Suffering is, in itself, a trial of evil. But Christ has made it the most solid base of the definitive good, namely of the good of eternal salvation. By his suffering on the Cross, Christ reached the very roots of evil: those of sin and death. He has overcome the author of evil which is Satan, and his permanent rebellion against the Creator. To his suffering brother or sister, Christ opens and gradually unfolds the horizons of the Kingdom of God: of a world converted to the Creator, of a world liberated from sin, which is being built on the saving power of love. And slowly but surely, Christ introduces suffering man into this world, into this Kingdom of the Father, in a certain sense via the very heart of his suffering.

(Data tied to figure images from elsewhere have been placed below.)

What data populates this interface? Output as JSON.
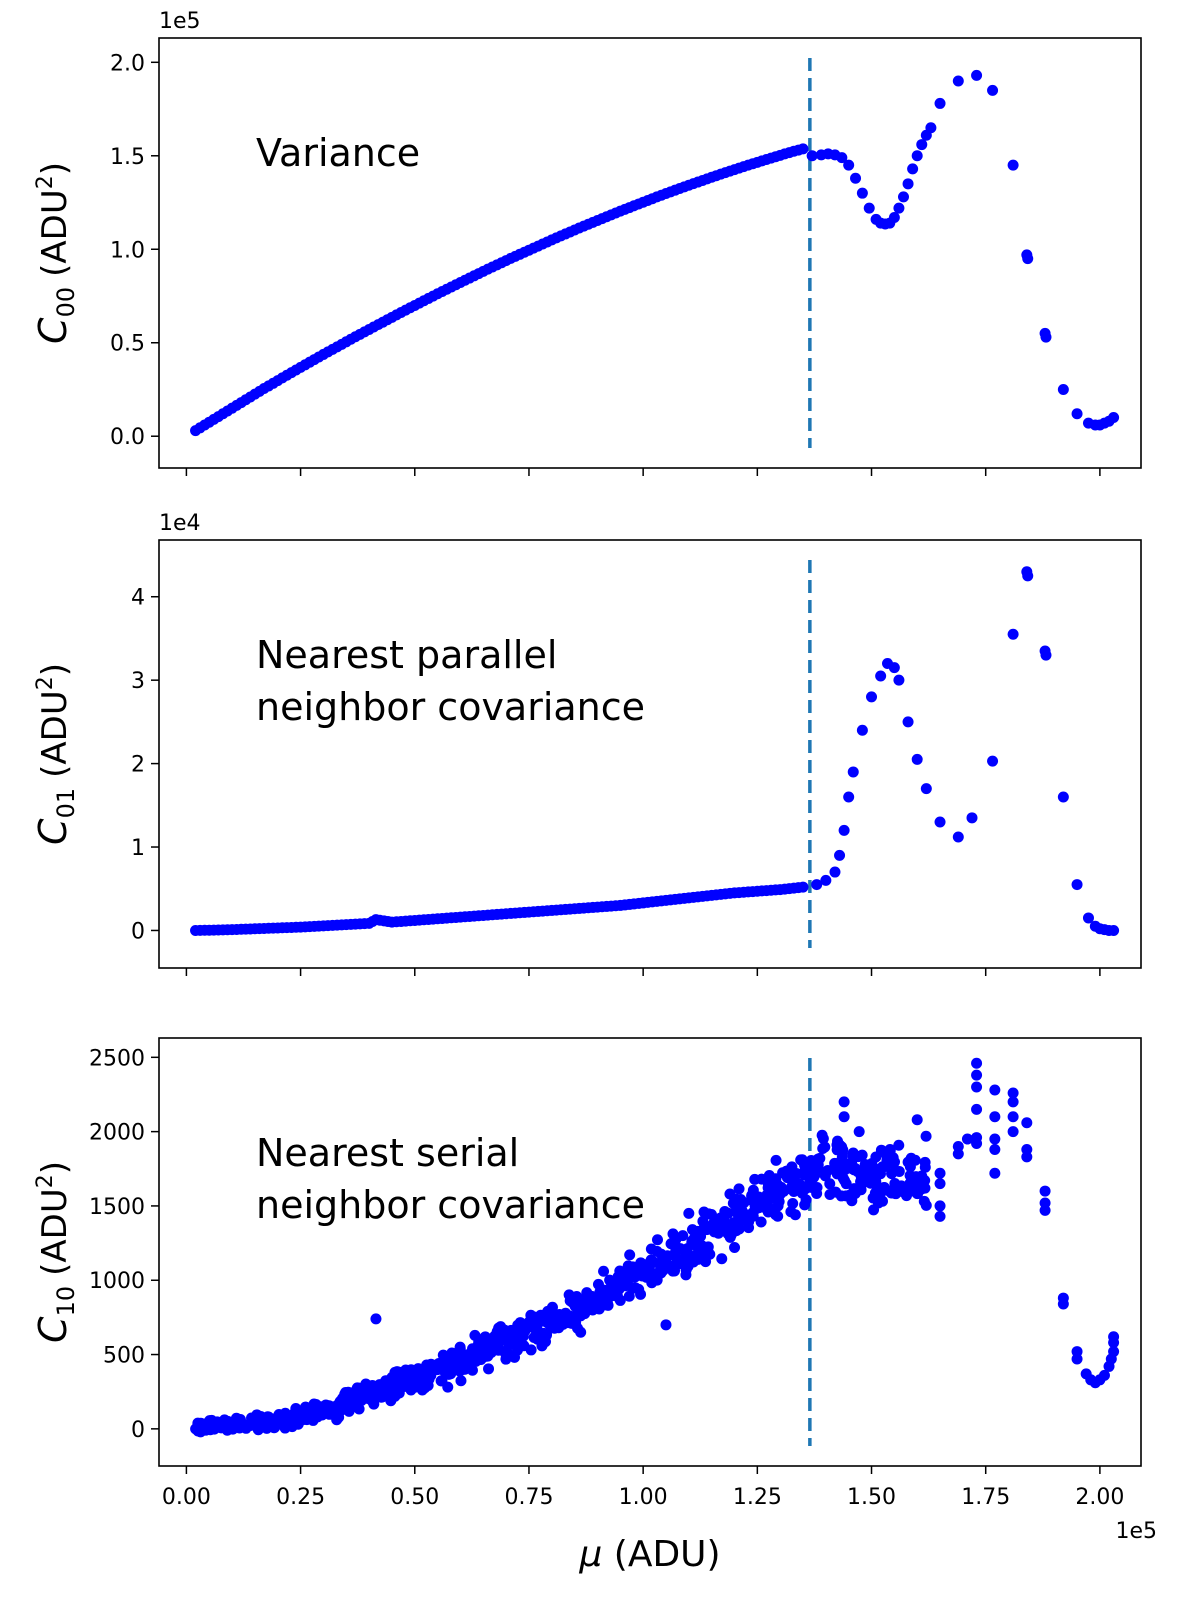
{
  "chart_data": [
    {
      "type": "scatter",
      "panel": "top",
      "annotation": [
        "Variance"
      ],
      "ylabel": {
        "symbol": "C",
        "sub": "00",
        "unit": "(ADU",
        "sup": "2",
        "close": ")"
      },
      "y_multiplier": "1e5",
      "ylim": [
        -0.17,
        2.13
      ],
      "yticks": [
        0.0,
        0.5,
        1.0,
        1.5,
        2.0
      ],
      "ytick_labels": [
        "0.0",
        "0.5",
        "1.0",
        "1.5",
        "2.0"
      ],
      "xlim": [
        -0.06,
        2.09
      ],
      "vline_x": 1.365,
      "series": [
        {
          "name": "C00",
          "color": "#0000ff",
          "points": [
            [
              0.02,
              0.03
            ],
            [
              0.03,
              0.045
            ],
            [
              0.05,
              0.075
            ],
            [
              0.07,
              0.105
            ],
            [
              0.09,
              0.135
            ],
            [
              0.11,
              0.165
            ],
            [
              0.13,
              0.195
            ],
            [
              0.15,
              0.225
            ],
            [
              0.17,
              0.255
            ],
            [
              0.19,
              0.283
            ],
            [
              0.21,
              0.312
            ],
            [
              0.23,
              0.34
            ],
            [
              0.25,
              0.368
            ],
            [
              0.27,
              0.396
            ],
            [
              0.29,
              0.424
            ],
            [
              0.31,
              0.451
            ],
            [
              0.33,
              0.478
            ],
            [
              0.35,
              0.505
            ],
            [
              0.37,
              0.532
            ],
            [
              0.39,
              0.558
            ],
            [
              0.41,
              0.584
            ],
            [
              0.43,
              0.61
            ],
            [
              0.45,
              0.636
            ],
            [
              0.47,
              0.662
            ],
            [
              0.49,
              0.687
            ],
            [
              0.51,
              0.712
            ],
            [
              0.53,
              0.737
            ],
            [
              0.55,
              0.762
            ],
            [
              0.57,
              0.786
            ],
            [
              0.59,
              0.81
            ],
            [
              0.61,
              0.834
            ],
            [
              0.63,
              0.858
            ],
            [
              0.65,
              0.882
            ],
            [
              0.67,
              0.905
            ],
            [
              0.69,
              0.928
            ],
            [
              0.71,
              0.951
            ],
            [
              0.73,
              0.973
            ],
            [
              0.75,
              0.995
            ],
            [
              0.77,
              1.017
            ],
            [
              0.79,
              1.039
            ],
            [
              0.81,
              1.061
            ],
            [
              0.83,
              1.082
            ],
            [
              0.85,
              1.103
            ],
            [
              0.87,
              1.124
            ],
            [
              0.89,
              1.144
            ],
            [
              0.91,
              1.164
            ],
            [
              0.93,
              1.184
            ],
            [
              0.95,
              1.204
            ],
            [
              0.97,
              1.223
            ],
            [
              0.99,
              1.242
            ],
            [
              1.01,
              1.261
            ],
            [
              1.03,
              1.28
            ],
            [
              1.05,
              1.298
            ],
            [
              1.07,
              1.316
            ],
            [
              1.09,
              1.334
            ],
            [
              1.11,
              1.351
            ],
            [
              1.13,
              1.368
            ],
            [
              1.15,
              1.385
            ],
            [
              1.17,
              1.402
            ],
            [
              1.19,
              1.418
            ],
            [
              1.21,
              1.434
            ],
            [
              1.23,
              1.45
            ],
            [
              1.25,
              1.465
            ],
            [
              1.27,
              1.48
            ],
            [
              1.29,
              1.495
            ],
            [
              1.31,
              1.51
            ],
            [
              1.33,
              1.524
            ],
            [
              1.35,
              1.537
            ],
            [
              1.37,
              1.5
            ],
            [
              1.39,
              1.505
            ],
            [
              1.405,
              1.51
            ],
            [
              1.42,
              1.505
            ],
            [
              1.435,
              1.49
            ],
            [
              1.45,
              1.45
            ],
            [
              1.465,
              1.38
            ],
            [
              1.48,
              1.3
            ],
            [
              1.495,
              1.22
            ],
            [
              1.51,
              1.16
            ],
            [
              1.52,
              1.14
            ],
            [
              1.53,
              1.135
            ],
            [
              1.54,
              1.14
            ],
            [
              1.55,
              1.17
            ],
            [
              1.56,
              1.22
            ],
            [
              1.57,
              1.28
            ],
            [
              1.58,
              1.35
            ],
            [
              1.59,
              1.43
            ],
            [
              1.6,
              1.5
            ],
            [
              1.61,
              1.56
            ],
            [
              1.62,
              1.61
            ],
            [
              1.63,
              1.65
            ],
            [
              1.65,
              1.78
            ],
            [
              1.69,
              1.9
            ],
            [
              1.73,
              1.93
            ],
            [
              1.765,
              1.85
            ],
            [
              1.81,
              1.45
            ],
            [
              1.84,
              0.97
            ],
            [
              1.842,
              0.95
            ],
            [
              1.88,
              0.55
            ],
            [
              1.882,
              0.53
            ],
            [
              1.92,
              0.25
            ],
            [
              1.95,
              0.12
            ],
            [
              1.975,
              0.07
            ],
            [
              1.99,
              0.06
            ],
            [
              2.0,
              0.06
            ],
            [
              2.01,
              0.07
            ],
            [
              2.02,
              0.08
            ],
            [
              2.03,
              0.1
            ]
          ]
        }
      ]
    },
    {
      "type": "scatter",
      "panel": "middle",
      "annotation": [
        "Nearest parallel",
        "neighbor covariance"
      ],
      "ylabel": {
        "symbol": "C",
        "sub": "01",
        "unit": "(ADU",
        "sup": "2",
        "close": ")"
      },
      "y_multiplier": "1e4",
      "ylim": [
        -0.45,
        4.68
      ],
      "yticks": [
        0,
        1,
        2,
        3,
        4
      ],
      "ytick_labels": [
        "0",
        "1",
        "2",
        "3",
        "4"
      ],
      "xlim": [
        -0.06,
        2.09
      ],
      "vline_x": 1.365,
      "series": [
        {
          "name": "C01",
          "color": "#0000ff",
          "points": [
            [
              0.02,
              0.0
            ],
            [
              0.05,
              0.003
            ],
            [
              0.1,
              0.01
            ],
            [
              0.15,
              0.02
            ],
            [
              0.2,
              0.03
            ],
            [
              0.25,
              0.04
            ],
            [
              0.3,
              0.055
            ],
            [
              0.35,
              0.07
            ],
            [
              0.4,
              0.085
            ],
            [
              0.415,
              0.13
            ],
            [
              0.45,
              0.1
            ],
            [
              0.5,
              0.12
            ],
            [
              0.55,
              0.14
            ],
            [
              0.6,
              0.16
            ],
            [
              0.65,
              0.18
            ],
            [
              0.7,
              0.2
            ],
            [
              0.75,
              0.22
            ],
            [
              0.8,
              0.24
            ],
            [
              0.85,
              0.26
            ],
            [
              0.9,
              0.28
            ],
            [
              0.95,
              0.3
            ],
            [
              1.0,
              0.33
            ],
            [
              1.05,
              0.36
            ],
            [
              1.1,
              0.39
            ],
            [
              1.15,
              0.42
            ],
            [
              1.2,
              0.45
            ],
            [
              1.25,
              0.47
            ],
            [
              1.3,
              0.49
            ],
            [
              1.35,
              0.52
            ],
            [
              1.38,
              0.55
            ],
            [
              1.4,
              0.6
            ],
            [
              1.42,
              0.7
            ],
            [
              1.43,
              0.9
            ],
            [
              1.44,
              1.2
            ],
            [
              1.45,
              1.6
            ],
            [
              1.46,
              1.9
            ],
            [
              1.48,
              2.4
            ],
            [
              1.5,
              2.8
            ],
            [
              1.52,
              3.05
            ],
            [
              1.535,
              3.2
            ],
            [
              1.55,
              3.15
            ],
            [
              1.56,
              3.0
            ],
            [
              1.58,
              2.5
            ],
            [
              1.6,
              2.05
            ],
            [
              1.62,
              1.7
            ],
            [
              1.65,
              1.3
            ],
            [
              1.69,
              1.12
            ],
            [
              1.72,
              1.35
            ],
            [
              1.765,
              2.03
            ],
            [
              1.81,
              3.55
            ],
            [
              1.84,
              4.3
            ],
            [
              1.842,
              4.25
            ],
            [
              1.88,
              3.35
            ],
            [
              1.882,
              3.3
            ],
            [
              1.92,
              1.6
            ],
            [
              1.95,
              0.55
            ],
            [
              1.975,
              0.15
            ],
            [
              1.99,
              0.05
            ],
            [
              2.0,
              0.02
            ],
            [
              2.01,
              0.01
            ],
            [
              2.02,
              0.0
            ],
            [
              2.03,
              0.0
            ]
          ]
        }
      ]
    },
    {
      "type": "scatter",
      "panel": "bottom",
      "annotation": [
        "Nearest serial",
        "neighbor covariance"
      ],
      "ylabel": {
        "symbol": "C",
        "sub": "10",
        "unit": "(ADU",
        "sup": "2",
        "close": ")"
      },
      "y_multiplier": "",
      "ylim": [
        -250,
        2630
      ],
      "yticks": [
        0,
        500,
        1000,
        1500,
        2000,
        2500
      ],
      "ytick_labels": [
        "0",
        "500",
        "1000",
        "1500",
        "2000",
        "2500"
      ],
      "xlim": [
        -0.06,
        2.09
      ],
      "xticks": [
        0.0,
        0.25,
        0.5,
        0.75,
        1.0,
        1.25,
        1.5,
        1.75,
        2.0
      ],
      "xtick_labels": [
        "0.00",
        "0.25",
        "0.50",
        "0.75",
        "1.00",
        "1.25",
        "1.50",
        "1.75",
        "2.00"
      ],
      "x_multiplier": "1e5",
      "xlabel": {
        "symbol": "μ",
        "rest": " (ADU)"
      },
      "vline_x": 1.365,
      "trend": [
        [
          0.0,
          0
        ],
        [
          0.25,
          70
        ],
        [
          0.5,
          330
        ],
        [
          0.75,
          650
        ],
        [
          1.0,
          1050
        ],
        [
          1.25,
          1500
        ],
        [
          1.365,
          1700
        ],
        [
          1.4,
          1800
        ],
        [
          1.5,
          1720
        ],
        [
          1.6,
          1680
        ],
        [
          1.7,
          1700
        ]
      ],
      "series": [
        {
          "name": "C10",
          "color": "#0000ff",
          "points": [
            [
              0.415,
              740
            ],
            [
              1.44,
              2200
            ],
            [
              1.44,
              2100
            ],
            [
              1.6,
              2080
            ],
            [
              1.1,
              1450
            ],
            [
              1.17,
              1420
            ],
            [
              1.19,
              1580
            ],
            [
              1.05,
              700
            ],
            [
              0.5,
              280
            ],
            [
              1.73,
              2460
            ],
            [
              1.73,
              2380
            ],
            [
              1.73,
              2300
            ],
            [
              1.73,
              2150
            ],
            [
              1.73,
              1960
            ],
            [
              1.73,
              1920
            ],
            [
              1.71,
              1950
            ],
            [
              1.69,
              1900
            ],
            [
              1.69,
              1850
            ],
            [
              1.77,
              2280
            ],
            [
              1.77,
              2100
            ],
            [
              1.77,
              1950
            ],
            [
              1.77,
              1880
            ],
            [
              1.77,
              1720
            ],
            [
              1.81,
              2260
            ],
            [
              1.81,
              2200
            ],
            [
              1.81,
              2100
            ],
            [
              1.81,
              2000
            ],
            [
              1.84,
              2060
            ],
            [
              1.84,
              1880
            ],
            [
              1.84,
              1830
            ],
            [
              1.88,
              1600
            ],
            [
              1.88,
              1520
            ],
            [
              1.88,
              1470
            ],
            [
              1.92,
              880
            ],
            [
              1.92,
              840
            ],
            [
              1.95,
              520
            ],
            [
              1.95,
              470
            ],
            [
              1.97,
              370
            ],
            [
              1.98,
              330
            ],
            [
              1.99,
              310
            ],
            [
              2.0,
              330
            ],
            [
              2.01,
              360
            ],
            [
              2.02,
              420
            ],
            [
              2.025,
              470
            ],
            [
              2.03,
              520
            ],
            [
              2.03,
              580
            ],
            [
              2.03,
              620
            ],
            [
              1.65,
              1500
            ],
            [
              1.65,
              1650
            ],
            [
              1.65,
              1720
            ],
            [
              1.65,
              1430
            ]
          ]
        }
      ]
    }
  ]
}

Indeed, suffering cannot be transformed and changed by a grace from outside, but from within. 

St Paul puts it like this:

For just as we share abundantly in the sufferings of Christ, so also our comfort abounds through Christ.[2]

We are hard pressed on every side, but not crushed; perplexed, but not in despair; persecuted, but not abandoned; struck down, but not destroyed. We always carry around in our body the death of Jesus, so that the life of Jesus may also be revealed in our body. For we who are alive are always being given over to death for Jesus’ sake, so that his life may also be revealed in our mortal body.[3]

The End of Suffering

Ultimately, Christian hope is not merely that suffering itself can be redeemed and recast as an occasion either for our own encounter with Christ or for love to be demonstrated between people.

The final consolation, the final reassurance, for those who suffer with Christ is that this pain is not the final word. Nor, does it ultimately lead to death. Rather when we walk this road with Jesus, we can be assured that our journey ends in life; abundant, overflowing life.

We are people who not only see Christ crucified, bearing the weight of our suffering and sin on his shoulders, but Christ raised, offering light and hope to all who will receive it. He came into the world so that that light may be offered to all who are in darkness.